The method includes a third operational step of forming at least one buffer air passageway 64 in the carrier segment 23 that extends radially through the first support wall 25 and the first cantilevered wall 42 and is configured to discharge high-pressure buffer air 66. The method includes a fourth operational step of coupling an attachment feature 29A, 29B of a blade track segment 28 made of ceramic matrix composite materials to the carrier segment 23, the blade track segment 28 including a shroud wall 29 that extends circumferentially partway around the axis 11.

The method includes a fifth operational step of arranging a buffer air seal assembly 34 radially between the carrier segment 23 and the shroud wall 29 of the blade track segment 28, the buffer air seal assembly 34 including a first tandem seal 36 arranged in the first groove 56, the first tandem seal including first, second, and third seal members 36A, 36B, 36C that each extend circumferentially at least partway about the axis 11. The second and third seal members 36B, 36C are aligned with each other, circumferentially spaced apart, and arranged radially outward of the first seal member 36A. The first cantilevered wall 42 further includes a main portion 44 having a first axial width and a barrier portion 48 having a second axial width greater than the first axial width such that a first axial extension 49 of the barrier portion 48 extends at least partially into the first groove 56. The method includes a sixth operational step of arranging the second and third seal members 36B, 36C on opposing circumferential sides 51A, 51B of the barrier portion 48 such that the barrier portion 48 blocks circumferential movement of the second and third seal members 36B, 36C.
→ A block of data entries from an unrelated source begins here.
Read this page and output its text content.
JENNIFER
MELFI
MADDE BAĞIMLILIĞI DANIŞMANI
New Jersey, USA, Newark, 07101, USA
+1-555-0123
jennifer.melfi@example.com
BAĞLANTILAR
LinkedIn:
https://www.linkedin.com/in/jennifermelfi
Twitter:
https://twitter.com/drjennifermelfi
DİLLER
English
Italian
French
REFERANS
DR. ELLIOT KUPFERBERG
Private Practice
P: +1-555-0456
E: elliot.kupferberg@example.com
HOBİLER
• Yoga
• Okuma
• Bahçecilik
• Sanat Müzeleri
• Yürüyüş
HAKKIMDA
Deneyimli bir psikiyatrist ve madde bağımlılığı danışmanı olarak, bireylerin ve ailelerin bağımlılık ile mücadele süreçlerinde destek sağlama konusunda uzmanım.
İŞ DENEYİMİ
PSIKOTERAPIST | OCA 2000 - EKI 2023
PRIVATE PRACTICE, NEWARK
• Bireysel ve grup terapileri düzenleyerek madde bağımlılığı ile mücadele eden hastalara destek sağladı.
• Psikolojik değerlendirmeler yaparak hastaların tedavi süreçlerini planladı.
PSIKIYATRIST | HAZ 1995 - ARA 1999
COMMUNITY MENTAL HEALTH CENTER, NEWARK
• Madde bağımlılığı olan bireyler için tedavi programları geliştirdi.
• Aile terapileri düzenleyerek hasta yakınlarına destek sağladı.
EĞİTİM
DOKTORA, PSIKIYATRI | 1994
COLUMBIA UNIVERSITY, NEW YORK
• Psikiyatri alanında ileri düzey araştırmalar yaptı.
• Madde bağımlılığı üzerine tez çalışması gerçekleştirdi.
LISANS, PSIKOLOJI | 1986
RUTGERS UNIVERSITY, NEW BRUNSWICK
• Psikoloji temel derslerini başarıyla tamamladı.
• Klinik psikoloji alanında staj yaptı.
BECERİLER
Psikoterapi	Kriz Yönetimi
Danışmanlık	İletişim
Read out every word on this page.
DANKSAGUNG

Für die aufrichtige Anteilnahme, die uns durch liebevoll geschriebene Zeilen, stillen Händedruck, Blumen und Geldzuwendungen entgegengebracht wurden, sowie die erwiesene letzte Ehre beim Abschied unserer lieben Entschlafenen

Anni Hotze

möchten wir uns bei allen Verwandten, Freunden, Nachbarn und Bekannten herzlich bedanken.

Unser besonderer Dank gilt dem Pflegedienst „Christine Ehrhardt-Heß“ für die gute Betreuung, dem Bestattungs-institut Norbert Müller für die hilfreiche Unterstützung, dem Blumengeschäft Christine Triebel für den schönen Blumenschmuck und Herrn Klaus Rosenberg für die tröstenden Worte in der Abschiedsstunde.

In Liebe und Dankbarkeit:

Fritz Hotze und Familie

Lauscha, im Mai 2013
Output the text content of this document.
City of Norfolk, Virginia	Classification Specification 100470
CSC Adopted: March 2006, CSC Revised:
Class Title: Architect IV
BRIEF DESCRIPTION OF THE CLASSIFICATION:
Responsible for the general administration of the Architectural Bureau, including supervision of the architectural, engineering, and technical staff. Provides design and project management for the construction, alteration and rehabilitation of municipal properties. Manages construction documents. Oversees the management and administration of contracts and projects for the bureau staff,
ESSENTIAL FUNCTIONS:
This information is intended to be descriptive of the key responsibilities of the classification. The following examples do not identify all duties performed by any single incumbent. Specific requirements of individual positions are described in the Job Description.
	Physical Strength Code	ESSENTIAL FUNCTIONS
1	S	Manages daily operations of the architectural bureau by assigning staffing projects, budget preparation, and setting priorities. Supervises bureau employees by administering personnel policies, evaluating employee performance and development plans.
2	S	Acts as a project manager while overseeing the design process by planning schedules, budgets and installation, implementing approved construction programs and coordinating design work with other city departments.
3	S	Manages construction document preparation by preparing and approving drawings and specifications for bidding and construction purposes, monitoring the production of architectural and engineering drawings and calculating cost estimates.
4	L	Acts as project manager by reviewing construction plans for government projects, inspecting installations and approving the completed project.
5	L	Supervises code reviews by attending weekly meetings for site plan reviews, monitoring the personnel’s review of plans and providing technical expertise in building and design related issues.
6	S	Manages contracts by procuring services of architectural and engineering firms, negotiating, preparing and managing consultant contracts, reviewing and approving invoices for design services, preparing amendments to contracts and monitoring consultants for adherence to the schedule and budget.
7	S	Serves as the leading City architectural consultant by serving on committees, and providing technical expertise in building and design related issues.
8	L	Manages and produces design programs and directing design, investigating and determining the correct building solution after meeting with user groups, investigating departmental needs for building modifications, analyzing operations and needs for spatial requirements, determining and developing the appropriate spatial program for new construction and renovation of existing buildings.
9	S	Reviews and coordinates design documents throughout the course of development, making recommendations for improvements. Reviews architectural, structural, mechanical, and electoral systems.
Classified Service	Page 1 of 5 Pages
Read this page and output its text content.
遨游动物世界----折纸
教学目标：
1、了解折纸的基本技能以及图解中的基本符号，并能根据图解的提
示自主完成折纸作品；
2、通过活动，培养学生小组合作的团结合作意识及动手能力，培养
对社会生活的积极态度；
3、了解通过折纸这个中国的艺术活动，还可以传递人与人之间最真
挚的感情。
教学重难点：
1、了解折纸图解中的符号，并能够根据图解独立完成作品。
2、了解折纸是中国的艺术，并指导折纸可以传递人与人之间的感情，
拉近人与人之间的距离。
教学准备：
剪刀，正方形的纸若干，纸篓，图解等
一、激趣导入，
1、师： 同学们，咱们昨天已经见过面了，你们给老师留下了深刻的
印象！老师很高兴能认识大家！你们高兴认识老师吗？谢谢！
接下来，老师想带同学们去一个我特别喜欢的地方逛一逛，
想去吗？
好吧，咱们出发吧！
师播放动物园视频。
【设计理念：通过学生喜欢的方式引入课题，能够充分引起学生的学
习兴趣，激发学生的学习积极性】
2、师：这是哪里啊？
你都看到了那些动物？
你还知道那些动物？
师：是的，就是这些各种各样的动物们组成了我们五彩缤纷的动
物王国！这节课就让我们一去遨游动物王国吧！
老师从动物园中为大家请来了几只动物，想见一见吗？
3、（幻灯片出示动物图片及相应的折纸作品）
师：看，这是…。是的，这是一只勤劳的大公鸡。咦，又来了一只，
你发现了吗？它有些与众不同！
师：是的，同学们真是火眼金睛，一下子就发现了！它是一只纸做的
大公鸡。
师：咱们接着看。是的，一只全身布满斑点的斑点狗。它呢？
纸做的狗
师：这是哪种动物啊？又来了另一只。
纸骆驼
While the disclosure has been illustrated and described in detail in the foregoing drawings and description, the same is to be considered as exemplary and not restrictive in character, it being understood that only illustrative embodiments thereof have been shown and described and that all changes and modifications that come within the spirit of the disclosure are desired to be protected.